Aos 45 minutos, já caminhando para os 46, um chute alto levou a bola para a área. Rensenbrink – “De Slangeman”, o homem-cobra, apelidado assim pela magreza e pela habilidade nos movimentos – chegou pela esquerda, indo dividir a bola com Fillol e um zagueiro. Aí, o camisa 12 laranja foi o primeiro a colocar o pé. Parecia uma jogada sem perigo. Tempos depois, o próprio atacante afirmou: “Aquilo não era uma chance propriamente dita. Foi até engraçado eu ter mandado a bola na trave”.

Pois é: o pé de Rensenbrink mandou a esférica na trave direita de Fillol. Se tivesse entrado, seria praticamente o gol a levar a Holanda ao panteão dos campeões mundiais. Para o escritor inglês David Winner – autor do seminal “Brilliant Orange” (2000), livro a traçar relações entre o futebol e a cultura holandeses -, o gol que faria Rensenbrink virar um dos nomes mais conhecidos da história do país. Mas o que até hoje ecoa nos ouvidos de quem viu aquele jogo é o do narrador Theo Reitsma, da NOS, emissora pública holandesa: “Rensenbrink! Tegen de paal!” (“Rensenbrink! Na trave!”).

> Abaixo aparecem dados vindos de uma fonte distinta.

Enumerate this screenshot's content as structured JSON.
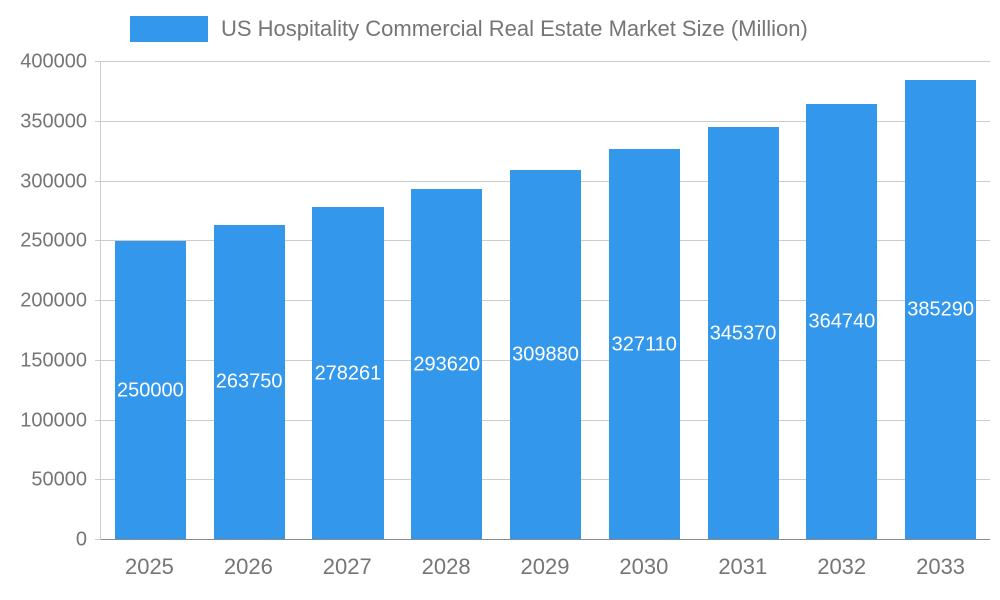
{
  "chart_data": {
    "type": "bar",
    "title": "US Hospitality Commercial Real Estate Market Size (Million)",
    "categories": [
      "2025",
      "2026",
      "2027",
      "2028",
      "2029",
      "2030",
      "2031",
      "2032",
      "2033"
    ],
    "values": [
      250000,
      263750,
      278261,
      293620,
      309880,
      327110,
      345370,
      364740,
      385290
    ],
    "xlabel": "",
    "ylabel": "",
    "ylim": [
      0,
      400000
    ],
    "yticks": [
      0,
      50000,
      100000,
      150000,
      200000,
      250000,
      300000,
      350000,
      400000
    ],
    "grid": true,
    "legend_position": "top",
    "bar_color": "#3398EB",
    "grid_color": "#cccccc",
    "axis_text_color": "#757575",
    "value_label_color": "#ffffff"
  }
}
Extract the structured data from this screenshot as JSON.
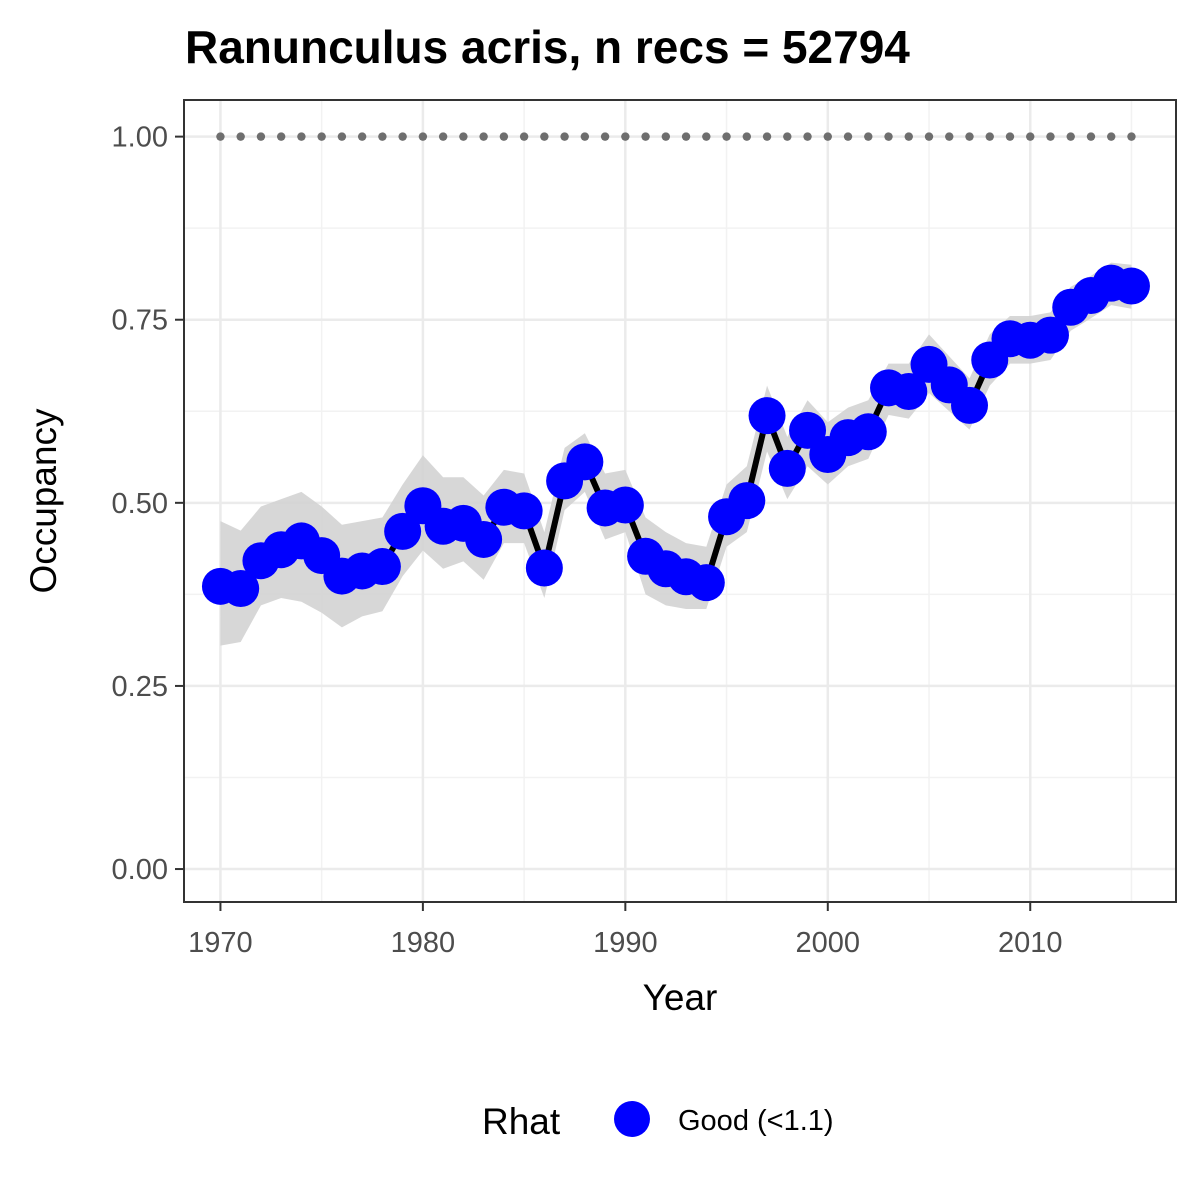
{
  "chart_data": {
    "type": "line",
    "title": "Ranunculus acris, n recs = 52794",
    "xlabel": "Year",
    "ylabel": "Occupancy",
    "xlim": [
      1968.2,
      2017.2
    ],
    "ylim": [
      -0.045,
      1.05
    ],
    "x_ticks": [
      1970,
      1980,
      1990,
      2000,
      2010
    ],
    "y_ticks": [
      0.0,
      0.25,
      0.5,
      0.75,
      1.0
    ],
    "y_tick_labels": [
      "0.00",
      "0.25",
      "0.50",
      "0.75",
      "1.00"
    ],
    "grid": true,
    "legend": {
      "position": "bottom",
      "title": "Rhat",
      "entries": [
        {
          "label": "Good (<1.1)",
          "color": "#0000ff"
        }
      ]
    },
    "colors": {
      "points": "#0000ff",
      "line": "#000000",
      "ribbon": "#d3d3d3",
      "reference": "#6e6e6e"
    },
    "reference_line": {
      "y": 1.0,
      "style": "dotted"
    },
    "x": [
      1970,
      1971,
      1972,
      1973,
      1974,
      1975,
      1976,
      1977,
      1978,
      1979,
      1980,
      1981,
      1982,
      1983,
      1984,
      1985,
      1986,
      1987,
      1988,
      1989,
      1990,
      1991,
      1992,
      1993,
      1994,
      1995,
      1996,
      1997,
      1998,
      1999,
      2000,
      2001,
      2002,
      2003,
      2004,
      2005,
      2006,
      2007,
      2008,
      2009,
      2010,
      2011,
      2012,
      2013,
      2014,
      2015
    ],
    "series": [
      {
        "values": [
          0.386,
          0.383,
          0.421,
          0.436,
          0.448,
          0.428,
          0.4,
          0.407,
          0.413,
          0.461,
          0.496,
          0.468,
          0.472,
          0.45,
          0.494,
          0.489,
          0.411,
          0.53,
          0.556,
          0.493,
          0.497,
          0.427,
          0.41,
          0.399,
          0.391,
          0.481,
          0.503,
          0.619,
          0.547,
          0.599,
          0.566,
          0.589,
          0.597,
          0.657,
          0.652,
          0.689,
          0.661,
          0.633,
          0.695,
          0.724,
          0.722,
          0.729,
          0.767,
          0.783,
          0.8,
          0.796
        ],
        "lower": [
          0.305,
          0.31,
          0.36,
          0.37,
          0.365,
          0.35,
          0.33,
          0.345,
          0.352,
          0.4,
          0.435,
          0.41,
          0.42,
          0.395,
          0.445,
          0.445,
          0.37,
          0.49,
          0.515,
          0.45,
          0.46,
          0.375,
          0.36,
          0.355,
          0.355,
          0.44,
          0.46,
          0.57,
          0.505,
          0.55,
          0.525,
          0.55,
          0.56,
          0.62,
          0.615,
          0.65,
          0.625,
          0.6,
          0.66,
          0.69,
          0.69,
          0.695,
          0.735,
          0.752,
          0.77,
          0.765
        ],
        "upper": [
          0.475,
          0.462,
          0.495,
          0.505,
          0.515,
          0.495,
          0.47,
          0.475,
          0.48,
          0.525,
          0.565,
          0.535,
          0.535,
          0.51,
          0.545,
          0.54,
          0.46,
          0.575,
          0.595,
          0.54,
          0.545,
          0.48,
          0.46,
          0.445,
          0.44,
          0.525,
          0.55,
          0.66,
          0.59,
          0.64,
          0.61,
          0.63,
          0.64,
          0.69,
          0.69,
          0.73,
          0.7,
          0.67,
          0.73,
          0.755,
          0.755,
          0.76,
          0.795,
          0.81,
          0.828,
          0.825
        ]
      }
    ]
  }
}
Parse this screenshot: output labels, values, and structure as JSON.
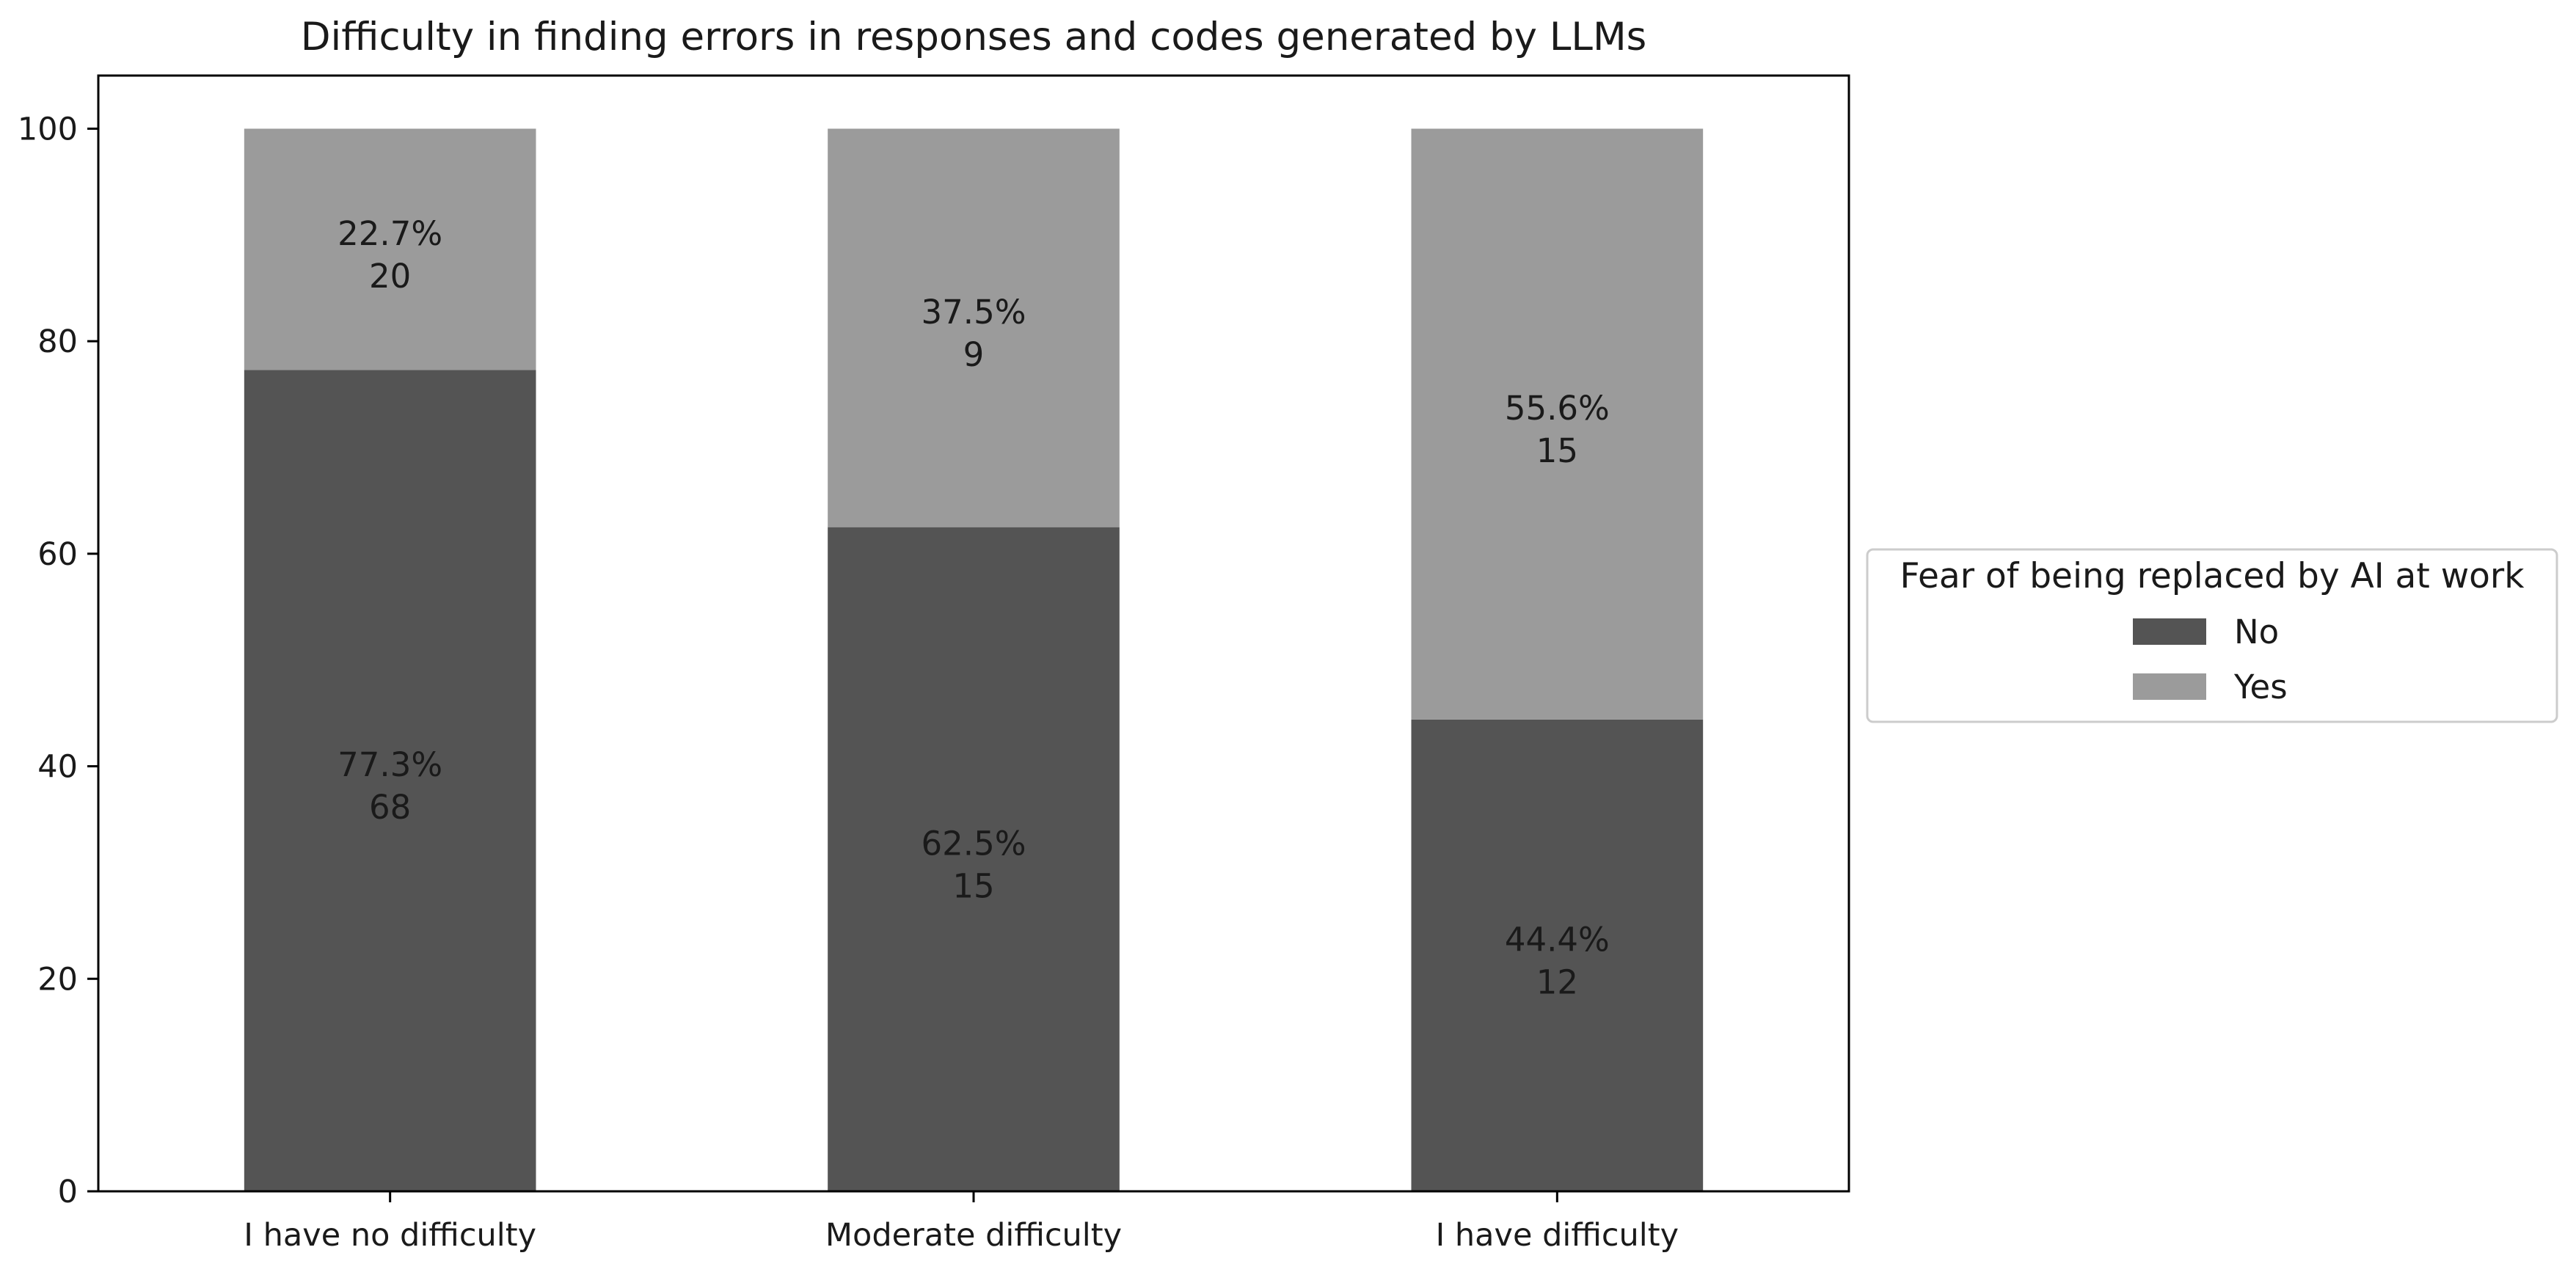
{
  "chart_data": {
    "type": "bar",
    "stacked": true,
    "title": "Difficulty in finding errors in responses and codes generated by LLMs",
    "xlabel": "",
    "ylabel": "",
    "categories": [
      "I have no difficulty",
      "Moderate difficulty",
      "I have difficulty"
    ],
    "series": [
      {
        "name": "No",
        "color": "#545454",
        "values": [
          77.3,
          62.5,
          44.4
        ],
        "percent_labels": [
          "77.3%",
          "62.5%",
          "44.4%"
        ],
        "count_labels": [
          "68",
          "15",
          "12"
        ]
      },
      {
        "name": "Yes",
        "color": "#9b9b9b",
        "values": [
          22.7,
          37.5,
          55.6
        ],
        "percent_labels": [
          "22.7%",
          "37.5%",
          "55.6%"
        ],
        "count_labels": [
          "20",
          "9",
          "15"
        ]
      }
    ],
    "ylim": [
      0,
      105
    ],
    "yticks": [
      0,
      20,
      40,
      60,
      80,
      100
    ],
    "grid": false,
    "legend": {
      "title": "Fear of being replaced by AI at work",
      "placement": "outside-right"
    }
  }
}
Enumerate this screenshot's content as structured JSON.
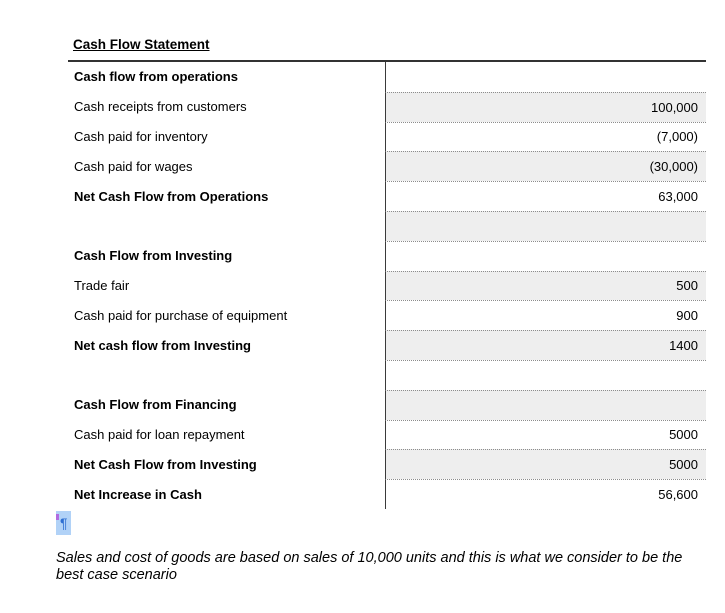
{
  "document": {
    "title": "Cash Flow Statement",
    "paragraph_mark": "¶",
    "note": "Sales and cost of goods are based on sales of 10,000 units and this is what we consider to be the best case scenario"
  },
  "table": {
    "rows": [
      {
        "label": "Cash flow from operations",
        "value": "",
        "bold": true,
        "shaded": false
      },
      {
        "label": "Cash receipts from customers",
        "value": "100,000",
        "bold": false,
        "shaded": true
      },
      {
        "label": "Cash paid for inventory",
        "value": "(7,000)",
        "bold": false,
        "shaded": false
      },
      {
        "label": "Cash paid for wages",
        "value": "(30,000)",
        "bold": false,
        "shaded": true
      },
      {
        "label": "Net Cash Flow from Operations",
        "value": "63,000",
        "bold": true,
        "shaded": false
      },
      {
        "label": "",
        "value": "",
        "bold": false,
        "shaded": true
      },
      {
        "label": "Cash Flow from Investing",
        "value": "",
        "bold": true,
        "shaded": false
      },
      {
        "label": "Trade fair",
        "value": "500",
        "bold": false,
        "shaded": true
      },
      {
        "label": "Cash paid for purchase of equipment",
        "value": "900",
        "bold": false,
        "shaded": false
      },
      {
        "label": "Net cash flow from Investing",
        "value": "1400",
        "bold": true,
        "shaded": true
      },
      {
        "label": "",
        "value": "",
        "bold": false,
        "shaded": false
      },
      {
        "label": "Cash Flow from Financing",
        "value": "",
        "bold": true,
        "shaded": true
      },
      {
        "label": "Cash paid for loan repayment",
        "value": "5000",
        "bold": false,
        "shaded": false
      },
      {
        "label": "Net Cash Flow from Investing",
        "value": "5000",
        "bold": true,
        "shaded": true
      },
      {
        "label": "Net Increase in Cash",
        "value": "56,600",
        "bold": true,
        "shaded": false
      }
    ]
  },
  "colors": {
    "field_shade": "#eeeeee",
    "dotted_separator": "#8c8c8c",
    "table_border": "#333333",
    "column_divider": "#3a3a3a",
    "selection_highlight": "#b1d2f7",
    "selection_text": "#2e6fd2",
    "cursor_mark": "#b06ae0"
  }
}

O gol da virada não veio. Imediatamente depois, Sergio Gonella apitou o final do tempo regulamentar. A Argentina pôde usar a pausa rumo à prorrogação para recobrar o ânimo e a calma perdidos momentaneamente após o empate holandês. Antes do fim da primeira parte do tempo extra, Kempes também encarou uma dividida, após driblar Jongbloed, mas conseguiu superá-la e acertou o que devia: o gol. A partir dali, a Holanda já sabia: a Copa estava perdida. O gol de Daniel Bertoni, sacramentando o primeiro título mundial argentino, só confirmou isso.

E uma Copa que poderia ter refletido uma admirável reação holandesa às adversidades – a saída precoce de Cruyff, a deserção inesperada de Van Hanegem, as atuações decepcionantes da primeira fase – resultou num vice-campeonato mundial pouco lembrado, 40 anos depois. Talvez até “comemorado” pelos holandeses, que pensam no que poderia acontecer em uma Argentina incendiária, caso não fosse ela a campeã mundial. Ficou apenas a memória do “futebol numa guerra suja”, como foi batizado um livro sobre a campanha holandesa naquela Copa. E talvez por isso, por esse anticlímax tão bem simbolizado por aquela bola de Rensenbrink na trave, a Copa de 1978 virou apêndice da de 1974. Mesmo que o final igual tenha sido alcançado de modo diferente.